Cahier critique 19/09/2018

"La vie sauvage" de Laure Bourdon Zarader

Une comédie d’animaux de tout poil(s) !

À l’origine, il n’y avait rien. Qu’un grand champ de blés s’étendant à perte de vue. Et roulant au milieu, une voiture rouge. C’est alors qu’on les voit, les premiers animaux de cette terre. Un homme et une femme s’en allant gaiement visiter leurs congénères dans une réserve zoologique. Il faut peu de temps avant qu’ils se perdent et donc se disputent.

Traversant le blé sans rien voir de la faune espérée, ils deviennent les bêtes qu’ils étaient venus observer. Se croyant seuls, ils débrident leurs instincts primaires, entre sexe, passion et brutalité. Mais seuls, ils ne le sont pas. Des plans fixes et paisibles de zèbres, volatiles et autres girafes interrompent leurs ébats en tout genre. Avec des astuces très simples mais efficaces comme le montage parallèle, Laure Bourdon démonte avec humour ces lieux communs que les hommes déblatèrent sur les animaux. Elle réussit même à complètement inverser les rôles. L’animal devient observateur de ces deux énergumènes dénudés et délurés, à la peau si claire et dénuée de pelage.

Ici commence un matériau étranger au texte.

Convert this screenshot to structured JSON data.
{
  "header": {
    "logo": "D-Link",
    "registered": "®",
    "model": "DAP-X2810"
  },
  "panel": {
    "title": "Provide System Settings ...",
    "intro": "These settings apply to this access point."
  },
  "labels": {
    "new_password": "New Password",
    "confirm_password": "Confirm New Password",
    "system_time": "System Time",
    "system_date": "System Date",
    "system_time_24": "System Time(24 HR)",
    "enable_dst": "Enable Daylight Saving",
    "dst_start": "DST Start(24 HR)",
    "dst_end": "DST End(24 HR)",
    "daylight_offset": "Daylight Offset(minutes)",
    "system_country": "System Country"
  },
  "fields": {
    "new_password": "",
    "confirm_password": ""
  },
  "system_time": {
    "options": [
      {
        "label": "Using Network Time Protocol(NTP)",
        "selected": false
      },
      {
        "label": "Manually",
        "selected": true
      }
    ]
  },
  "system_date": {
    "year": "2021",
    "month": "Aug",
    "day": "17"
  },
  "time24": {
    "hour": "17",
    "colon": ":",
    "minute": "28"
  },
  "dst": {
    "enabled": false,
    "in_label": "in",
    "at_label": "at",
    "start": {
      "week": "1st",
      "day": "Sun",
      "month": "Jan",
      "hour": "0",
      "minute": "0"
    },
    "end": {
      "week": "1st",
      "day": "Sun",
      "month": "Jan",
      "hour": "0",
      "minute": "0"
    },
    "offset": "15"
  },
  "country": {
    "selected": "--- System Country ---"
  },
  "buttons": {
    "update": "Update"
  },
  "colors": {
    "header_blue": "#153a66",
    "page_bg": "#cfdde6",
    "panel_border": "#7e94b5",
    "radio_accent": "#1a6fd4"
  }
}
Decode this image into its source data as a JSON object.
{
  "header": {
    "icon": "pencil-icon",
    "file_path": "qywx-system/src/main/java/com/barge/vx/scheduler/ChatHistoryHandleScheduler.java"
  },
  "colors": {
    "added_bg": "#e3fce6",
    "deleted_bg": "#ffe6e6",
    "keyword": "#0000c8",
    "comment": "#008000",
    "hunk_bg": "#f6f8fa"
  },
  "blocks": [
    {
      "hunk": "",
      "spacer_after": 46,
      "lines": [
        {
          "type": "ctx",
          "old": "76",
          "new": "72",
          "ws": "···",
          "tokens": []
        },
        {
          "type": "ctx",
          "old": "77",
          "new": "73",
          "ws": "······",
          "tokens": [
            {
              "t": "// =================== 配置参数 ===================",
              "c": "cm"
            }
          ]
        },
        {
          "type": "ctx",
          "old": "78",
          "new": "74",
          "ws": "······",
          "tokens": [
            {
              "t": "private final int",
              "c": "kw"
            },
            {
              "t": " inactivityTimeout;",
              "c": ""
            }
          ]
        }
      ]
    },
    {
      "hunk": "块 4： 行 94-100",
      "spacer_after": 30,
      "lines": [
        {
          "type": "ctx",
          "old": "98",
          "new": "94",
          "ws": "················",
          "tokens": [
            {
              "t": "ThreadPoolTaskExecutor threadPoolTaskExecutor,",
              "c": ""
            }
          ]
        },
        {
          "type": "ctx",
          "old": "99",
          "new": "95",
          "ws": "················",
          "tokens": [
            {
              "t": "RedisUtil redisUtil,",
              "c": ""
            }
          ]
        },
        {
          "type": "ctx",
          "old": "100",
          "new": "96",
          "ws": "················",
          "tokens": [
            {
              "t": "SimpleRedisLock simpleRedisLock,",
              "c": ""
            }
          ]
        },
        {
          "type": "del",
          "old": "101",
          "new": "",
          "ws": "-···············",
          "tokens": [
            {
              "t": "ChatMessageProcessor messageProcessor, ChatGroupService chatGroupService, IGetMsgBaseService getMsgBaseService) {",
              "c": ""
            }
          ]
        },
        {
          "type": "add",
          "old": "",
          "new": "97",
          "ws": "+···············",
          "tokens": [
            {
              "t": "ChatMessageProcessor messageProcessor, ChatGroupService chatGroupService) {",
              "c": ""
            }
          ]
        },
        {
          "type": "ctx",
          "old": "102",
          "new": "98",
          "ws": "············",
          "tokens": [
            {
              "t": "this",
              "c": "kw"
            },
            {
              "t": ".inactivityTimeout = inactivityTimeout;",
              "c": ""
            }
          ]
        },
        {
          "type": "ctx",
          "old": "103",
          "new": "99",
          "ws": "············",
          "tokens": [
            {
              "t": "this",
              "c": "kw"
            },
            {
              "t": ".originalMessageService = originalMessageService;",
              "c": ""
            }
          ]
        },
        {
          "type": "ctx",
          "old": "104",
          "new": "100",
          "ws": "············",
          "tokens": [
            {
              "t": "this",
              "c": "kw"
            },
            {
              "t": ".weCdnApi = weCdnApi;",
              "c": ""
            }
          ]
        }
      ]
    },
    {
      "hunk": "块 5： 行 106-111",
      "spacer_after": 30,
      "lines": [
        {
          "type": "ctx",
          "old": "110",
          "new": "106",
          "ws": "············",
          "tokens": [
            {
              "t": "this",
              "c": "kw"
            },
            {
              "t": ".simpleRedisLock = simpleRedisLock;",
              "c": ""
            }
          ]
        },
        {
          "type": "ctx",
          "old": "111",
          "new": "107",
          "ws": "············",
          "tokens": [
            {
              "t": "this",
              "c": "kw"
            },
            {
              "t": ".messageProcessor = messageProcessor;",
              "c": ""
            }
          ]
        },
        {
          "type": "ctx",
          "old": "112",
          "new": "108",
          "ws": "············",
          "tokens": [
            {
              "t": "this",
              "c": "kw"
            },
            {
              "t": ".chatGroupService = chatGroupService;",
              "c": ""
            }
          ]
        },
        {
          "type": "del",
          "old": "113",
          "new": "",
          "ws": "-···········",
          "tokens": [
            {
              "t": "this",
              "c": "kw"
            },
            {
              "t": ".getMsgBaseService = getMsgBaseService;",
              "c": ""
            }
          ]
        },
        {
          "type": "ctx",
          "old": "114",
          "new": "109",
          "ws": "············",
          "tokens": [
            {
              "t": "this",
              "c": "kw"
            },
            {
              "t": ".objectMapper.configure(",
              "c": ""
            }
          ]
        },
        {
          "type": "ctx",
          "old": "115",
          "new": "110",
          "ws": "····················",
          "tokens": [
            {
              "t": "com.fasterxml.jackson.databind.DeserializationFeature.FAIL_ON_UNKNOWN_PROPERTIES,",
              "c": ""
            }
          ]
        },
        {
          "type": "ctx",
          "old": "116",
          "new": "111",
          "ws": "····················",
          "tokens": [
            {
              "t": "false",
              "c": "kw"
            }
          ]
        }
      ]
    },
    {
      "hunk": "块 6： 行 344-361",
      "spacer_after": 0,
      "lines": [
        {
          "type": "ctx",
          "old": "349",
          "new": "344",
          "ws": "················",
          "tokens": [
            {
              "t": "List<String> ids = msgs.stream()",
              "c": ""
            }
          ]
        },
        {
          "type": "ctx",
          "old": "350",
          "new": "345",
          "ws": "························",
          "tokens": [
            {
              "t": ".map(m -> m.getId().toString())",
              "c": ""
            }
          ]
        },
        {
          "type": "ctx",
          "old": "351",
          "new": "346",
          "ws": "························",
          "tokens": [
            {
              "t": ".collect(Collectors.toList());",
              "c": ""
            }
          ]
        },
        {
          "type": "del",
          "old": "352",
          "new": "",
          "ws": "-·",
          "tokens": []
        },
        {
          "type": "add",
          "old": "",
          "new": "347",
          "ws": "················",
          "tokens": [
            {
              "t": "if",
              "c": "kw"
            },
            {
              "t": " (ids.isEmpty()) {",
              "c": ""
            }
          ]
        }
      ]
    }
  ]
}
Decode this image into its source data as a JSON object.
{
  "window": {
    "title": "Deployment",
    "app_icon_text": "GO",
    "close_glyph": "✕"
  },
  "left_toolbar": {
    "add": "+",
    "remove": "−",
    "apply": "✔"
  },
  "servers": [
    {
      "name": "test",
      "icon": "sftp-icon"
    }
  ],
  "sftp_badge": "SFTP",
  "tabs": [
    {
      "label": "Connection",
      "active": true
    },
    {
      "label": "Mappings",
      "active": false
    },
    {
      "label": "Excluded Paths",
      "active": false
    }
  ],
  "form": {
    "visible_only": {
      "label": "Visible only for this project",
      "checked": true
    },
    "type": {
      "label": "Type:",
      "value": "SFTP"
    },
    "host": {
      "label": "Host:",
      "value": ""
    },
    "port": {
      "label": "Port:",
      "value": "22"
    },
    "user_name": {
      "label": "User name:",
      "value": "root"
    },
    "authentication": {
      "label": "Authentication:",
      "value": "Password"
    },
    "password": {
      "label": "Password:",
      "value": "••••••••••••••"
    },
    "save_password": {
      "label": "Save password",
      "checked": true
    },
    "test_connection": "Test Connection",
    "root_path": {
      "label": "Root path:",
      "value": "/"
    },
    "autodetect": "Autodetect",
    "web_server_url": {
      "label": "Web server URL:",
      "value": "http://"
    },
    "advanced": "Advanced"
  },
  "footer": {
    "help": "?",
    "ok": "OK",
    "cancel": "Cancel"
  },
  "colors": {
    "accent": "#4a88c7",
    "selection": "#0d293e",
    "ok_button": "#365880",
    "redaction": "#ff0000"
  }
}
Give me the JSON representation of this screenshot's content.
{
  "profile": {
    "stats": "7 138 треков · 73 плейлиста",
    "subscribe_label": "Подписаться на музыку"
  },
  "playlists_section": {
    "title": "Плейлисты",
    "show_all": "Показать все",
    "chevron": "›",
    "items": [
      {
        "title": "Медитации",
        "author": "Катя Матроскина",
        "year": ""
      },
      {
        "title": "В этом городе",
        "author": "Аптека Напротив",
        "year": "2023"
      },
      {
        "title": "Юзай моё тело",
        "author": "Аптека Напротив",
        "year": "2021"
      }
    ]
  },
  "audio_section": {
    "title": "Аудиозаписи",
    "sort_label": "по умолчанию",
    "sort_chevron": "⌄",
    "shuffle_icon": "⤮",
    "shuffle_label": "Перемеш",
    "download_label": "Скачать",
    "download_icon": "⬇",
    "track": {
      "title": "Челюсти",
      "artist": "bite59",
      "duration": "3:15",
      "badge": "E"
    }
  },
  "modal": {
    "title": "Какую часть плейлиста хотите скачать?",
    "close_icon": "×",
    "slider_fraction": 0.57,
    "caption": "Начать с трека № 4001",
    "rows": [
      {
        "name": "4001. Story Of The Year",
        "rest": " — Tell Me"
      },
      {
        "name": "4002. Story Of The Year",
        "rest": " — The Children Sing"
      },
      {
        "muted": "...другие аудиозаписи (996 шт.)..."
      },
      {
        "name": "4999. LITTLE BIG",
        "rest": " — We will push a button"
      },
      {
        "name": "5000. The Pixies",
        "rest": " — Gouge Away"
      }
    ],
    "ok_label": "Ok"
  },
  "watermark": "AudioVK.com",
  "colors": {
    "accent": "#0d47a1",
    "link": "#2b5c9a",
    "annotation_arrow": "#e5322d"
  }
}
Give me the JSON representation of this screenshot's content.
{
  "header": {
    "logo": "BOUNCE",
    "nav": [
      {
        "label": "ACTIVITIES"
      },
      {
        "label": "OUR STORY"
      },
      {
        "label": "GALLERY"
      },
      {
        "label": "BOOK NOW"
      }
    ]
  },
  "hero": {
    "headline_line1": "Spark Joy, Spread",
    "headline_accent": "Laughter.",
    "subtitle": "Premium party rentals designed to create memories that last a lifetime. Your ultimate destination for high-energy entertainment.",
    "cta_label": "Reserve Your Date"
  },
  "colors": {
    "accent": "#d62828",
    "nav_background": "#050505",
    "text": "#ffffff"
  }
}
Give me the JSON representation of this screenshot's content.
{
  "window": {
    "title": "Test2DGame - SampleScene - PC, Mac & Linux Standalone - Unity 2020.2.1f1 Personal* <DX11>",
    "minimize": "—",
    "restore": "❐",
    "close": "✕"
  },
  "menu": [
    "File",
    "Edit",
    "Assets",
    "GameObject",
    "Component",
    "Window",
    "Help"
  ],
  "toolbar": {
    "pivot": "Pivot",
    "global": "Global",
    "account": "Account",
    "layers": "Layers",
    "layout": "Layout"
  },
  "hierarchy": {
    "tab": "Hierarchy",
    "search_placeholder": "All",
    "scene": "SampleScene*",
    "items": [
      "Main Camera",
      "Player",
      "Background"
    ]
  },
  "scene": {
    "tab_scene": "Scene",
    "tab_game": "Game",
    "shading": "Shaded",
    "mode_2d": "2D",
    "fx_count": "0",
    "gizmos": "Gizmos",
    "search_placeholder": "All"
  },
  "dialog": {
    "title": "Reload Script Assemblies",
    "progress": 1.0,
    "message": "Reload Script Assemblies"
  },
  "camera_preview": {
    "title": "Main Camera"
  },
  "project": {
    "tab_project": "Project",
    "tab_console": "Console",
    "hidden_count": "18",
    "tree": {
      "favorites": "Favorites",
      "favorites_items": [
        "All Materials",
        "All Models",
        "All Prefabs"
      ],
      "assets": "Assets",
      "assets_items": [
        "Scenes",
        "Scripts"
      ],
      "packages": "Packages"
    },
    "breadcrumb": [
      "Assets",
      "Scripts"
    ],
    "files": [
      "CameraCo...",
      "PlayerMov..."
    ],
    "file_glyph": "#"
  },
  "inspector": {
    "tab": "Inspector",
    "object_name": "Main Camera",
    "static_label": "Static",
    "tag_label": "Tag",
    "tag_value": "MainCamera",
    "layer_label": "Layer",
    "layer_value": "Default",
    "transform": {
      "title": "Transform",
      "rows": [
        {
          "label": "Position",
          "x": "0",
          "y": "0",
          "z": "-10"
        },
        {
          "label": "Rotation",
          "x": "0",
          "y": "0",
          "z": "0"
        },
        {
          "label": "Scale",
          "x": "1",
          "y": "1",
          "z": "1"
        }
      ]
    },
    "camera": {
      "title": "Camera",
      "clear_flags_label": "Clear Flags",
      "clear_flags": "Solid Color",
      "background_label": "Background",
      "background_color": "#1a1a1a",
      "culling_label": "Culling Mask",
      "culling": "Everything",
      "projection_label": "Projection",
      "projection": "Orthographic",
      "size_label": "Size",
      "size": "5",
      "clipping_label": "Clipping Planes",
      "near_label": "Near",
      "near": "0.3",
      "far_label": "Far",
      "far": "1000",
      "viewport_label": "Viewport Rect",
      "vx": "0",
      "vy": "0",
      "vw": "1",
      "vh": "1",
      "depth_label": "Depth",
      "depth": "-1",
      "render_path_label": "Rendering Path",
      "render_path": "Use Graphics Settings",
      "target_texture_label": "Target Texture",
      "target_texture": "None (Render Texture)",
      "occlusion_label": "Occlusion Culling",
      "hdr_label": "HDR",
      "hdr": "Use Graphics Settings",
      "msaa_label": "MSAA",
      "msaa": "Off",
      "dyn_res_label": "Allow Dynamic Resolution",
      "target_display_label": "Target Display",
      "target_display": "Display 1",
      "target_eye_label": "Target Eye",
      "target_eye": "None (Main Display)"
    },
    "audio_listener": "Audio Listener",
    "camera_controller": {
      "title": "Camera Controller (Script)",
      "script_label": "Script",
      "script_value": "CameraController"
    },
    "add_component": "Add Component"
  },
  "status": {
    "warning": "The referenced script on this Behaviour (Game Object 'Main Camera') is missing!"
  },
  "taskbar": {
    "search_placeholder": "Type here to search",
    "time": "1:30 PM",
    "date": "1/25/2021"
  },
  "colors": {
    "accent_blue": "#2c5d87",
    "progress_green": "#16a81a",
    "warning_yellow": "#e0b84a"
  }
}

Alors même que l’homme se croit assez important pour intéresser le tigre qui dort, la nature sans y paraître lui répond avec la plus grande indifférence. L’homme lâche hurle des conseils, la femme reste saisie de peur, et la mise en scène les perd ironiquement parmi de larges plans, au milieu de la nature qui reste tranquille. Laure Bourdon construit peu à peu un contraste entre l’état d’excitation de ses personnages et sa façon à elle d’aborder leur situation. Prenant de la distance, sa caméra devient l’œil neutre de la nature. Comme si le film demandait qui de l’homme ou du tigre est le plus bestial, ou du moins le plus bête. Sans aucun doute, c’est bien sûr l’être humain qui est ridicule, nu devant l’œil désapprobateur de ses semblables, impuissant devant les moqueries d’une enfant. Jusqu’au bout, la réalisatrice tient à sa métaphore. Le dernier plan surprend et amuse le spectateur, parachevant avec panache la comparaison de l’homme à l’animal.

Anne-Capucine Blot

Réalisation et scénario : Laure Bourdon Zarader. Image : Amine Berrada. Montage : Marylou Vergez. Son : Romain Mascagni, Jules Valeur, Romain Poirier et Jean-Charles Bastion. Musique : Ethan Selcer. Interprétation : Charlotte Campana et Mathieu Barbet. Production : Quartett Production.